Angola vote organisation 'a disaster': EU observer
(LUANDA) - The head of the European Union observer mission in Angola on Friday called the organisation of the landmark national election a "disaster".
"What we have seen in the three polling stations we have visited in Luanda, is a disaster. They have not started voting yet. They did not prepare," EU observer mission chief Luisa Morgantini said.
The head of Angola's electoral commission acknowledged there were problems with the vote but promised action had been taken.
Morgantini said many polling stations did not have voter lists. "It's a total mess," she said, while adding that EU observers in the rest of the country had not reported similar problems.
"It seems that the main problem is Luanda," she said.
Mussa Idriss Ndele from a pan-African parliamentary observer mission also pointed to a slow start in the capital but told AFP that the vote started on time in other parts of the country.
Just over a fifth of the country's eight million voters are registered in Luanda.
Despite reports of chaos, President Jose Eduardo dos Santos, who heads the ruling leftwing Popular Movement for the Total Liberation of Angola (MPLA), on Friday said the historic vote was "going well".
"For the moment everything is going well," Dos Santos told state television TPA, praising the "good atmosphere".

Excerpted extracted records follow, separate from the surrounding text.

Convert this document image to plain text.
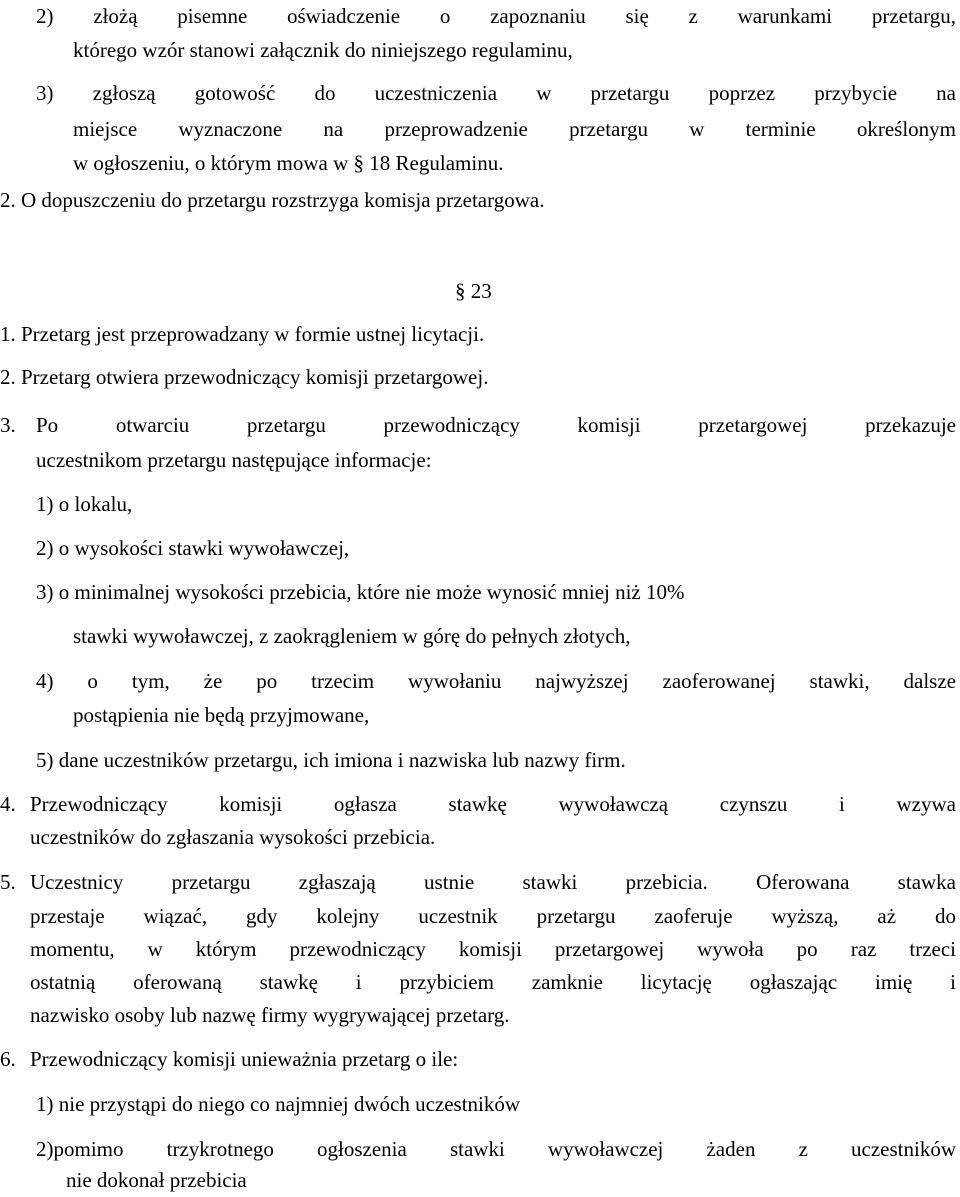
2) złożą pisemne oświadczenie o zapoznaniu się z warunkami przetargu,
którego wzór stanowi załącznik do niniejszego regulaminu,
3) zgłoszą gotowość do uczestniczenia w przetargu poprzez przybycie na
miejsce wyznaczone na przeprowadzenie przetargu w terminie określonym
w ogłoszeniu, o którym mowa w § 18 Regulaminu.
2. O dopuszczeniu do przetargu rozstrzyga komisja przetargowa.
§ 23
1. Przetarg jest przeprowadzany w formie ustnej licytacji.
2. Przetarg otwiera przewodniczący komisji przetargowej.
3. Po otwarciu przetargu przewodniczący komisji przetargowej przekazuje
uczestnikom przetargu następujące informacje:
1) o lokalu,
2) o wysokości stawki wywoławczej,
3) o minimalnej wysokości przebicia, które nie może wynosić mniej niż 10%
stawki wywoławczej, z zaokrągleniem w górę do pełnych złotych,
4) o tym, że po trzecim wywołaniu najwyższej zaoferowanej stawki, dalsze
postąpienia nie będą przyjmowane,
5) dane uczestników przetargu, ich imiona i nazwiska lub nazwy firm.
4. Przewodniczący komisji ogłasza stawkę wywoławczą czynszu i wzywa
uczestników do zgłaszania wysokości przebicia.
5. Uczestnicy przetargu zgłaszają ustnie stawki przebicia. Oferowana stawka
przestaje wiązać, gdy kolejny uczestnik przetargu zaoferuje wyższą, aż do
momentu, w którym przewodniczący komisji przetargowej wywoła po raz trzeci
ostatnią oferowaną stawkę i przybiciem zamknie licytację ogłaszając imię i
nazwisko osoby lub nazwę firmy wygrywającej przetarg.
6. Przewodniczący komisji unieważnia przetarg o ile:
1) nie przystąpi do niego co najmniej dwóch uczestników
2)pomimo trzykrotnego ogłoszenia stawki wywoławczej żaden z uczestników
nie dokonał przebicia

"There is tolerance, a respect for the opinions of others and a brotherly mood," he said. "If things continue like this (...) I think we will give a great example to the world."
The leader of the opposition UNITA (National Union for the Total Independence of Angola) Isaias Samakuva echoed the worries of the international observers.

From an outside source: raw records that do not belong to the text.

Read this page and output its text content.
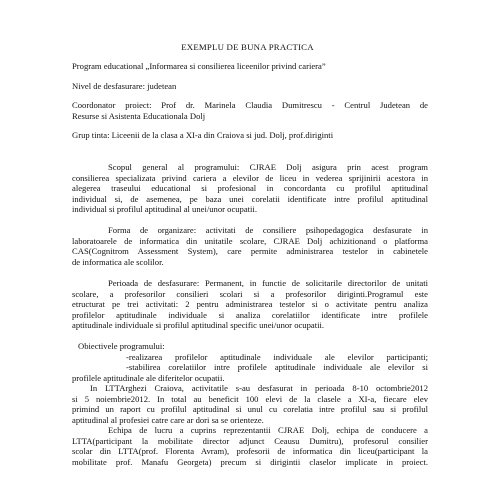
EXEMPLU DE BUNA PRACTICA
Program educational „Informarea si consilierea liceenilor privind cariera”
Nivel de desfasurare: judetean
Coordonator proiect: Prof dr. Marinela Claudia Dumitrescu - Centrul Judetean de
Resurse si Asistenta Educationala Dolj
Grup tinta: Liceenii de la clasa a XI-a din Craiova si jud. Dolj, prof.diriginti
Scopul general al programului: CJRAE Dolj asigura prin acest program
consilierea specializata privind cariera a elevilor de liceu in vederea sprijinirii acestora in
alegerea traseului educational si profesional in concordanta cu profilul aptitudinal
individual si, de asemenea, pe baza unei corelatii identificate intre profilul aptitudinal
individual si profilul aptitudinal al unei/unor ocupatii.
Forma de organizare: activitati de consiliere psihopedagogica desfasurate in
laboratoarele de informatica din unitatile scolare, CJRAE Dolj achizitionand o platforma
CAS(Cognitrom Assessment System), care permite administrarea testelor in cabinetele
de informatica ale scolilor.
Perioada de desfasurare: Permanent, in functie de solicitarile directorilor de unitati
scolare, a profesorilor consilieri scolari si a profesorilor diriginti.Programul este
etructurat pe trei activitati: 2 pentru administrarea testelor si o activitate pentru analiza
profilelor aptitudinale individuale si analiza corelatiilor identificate intre profilele
aptitudinale individuale si profilul aptitudinal specific unei/unor ocupatii.
Obiectivele programului:
-realizarea profilelor aptitudinale individuale ale elevilor participanti;
-stabilirea corelatiilor intre profilele aptitudinale individuale ale elevilor si
profilele aptitudinale ale diferitelor ocupatii.
In LTTArghezi Craiova, activitatile s-au desfasurat in perioada 8-10 octombrie2012
si 5 noiembrie2012. In total au beneficit 100 elevi de la clasele a XI-a, fiecare elev
primind un raport cu profilul aptitudinal si unul cu corelatia intre profilul sau si profilul
aptitudinal al profesiei catre care ar dori sa se orienteze.
Echipa de lucru a cuprins reprezentantii CJRAE Dolj, echipa de conducere a
LTTA(participant la mobilitate director adjunct Ceausu Dumitru), profesorul consilier
scolar din LTTA(prof. Florenta Avram), profesorii de informatica din liceu(participant la
mobilitate prof. Manafu Georgeta) precum si dirigintii claselor implicate in proiect.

"Some of our delegates have received false credentials, or were given wrong addresses of non-existent polling stations. There is a lot of confusion mainly here in Luanda," Samakuva told journalists.
"We will continue to follow this process and see how it will end up," he said. "The situation is unacceptable (...) If things continue to be like this the whole day, the process will be stained."
"Not all polling stations are working fully, in some provinces, particularly in Luanda there are some deficiencies," said commission president Caetano Sousa at a press conference in the capital.
"We are undertaking a set of exceptional measures and in short time we will be able to normalize the situation so that all polling stations operate and all voters be able to exercise their rights."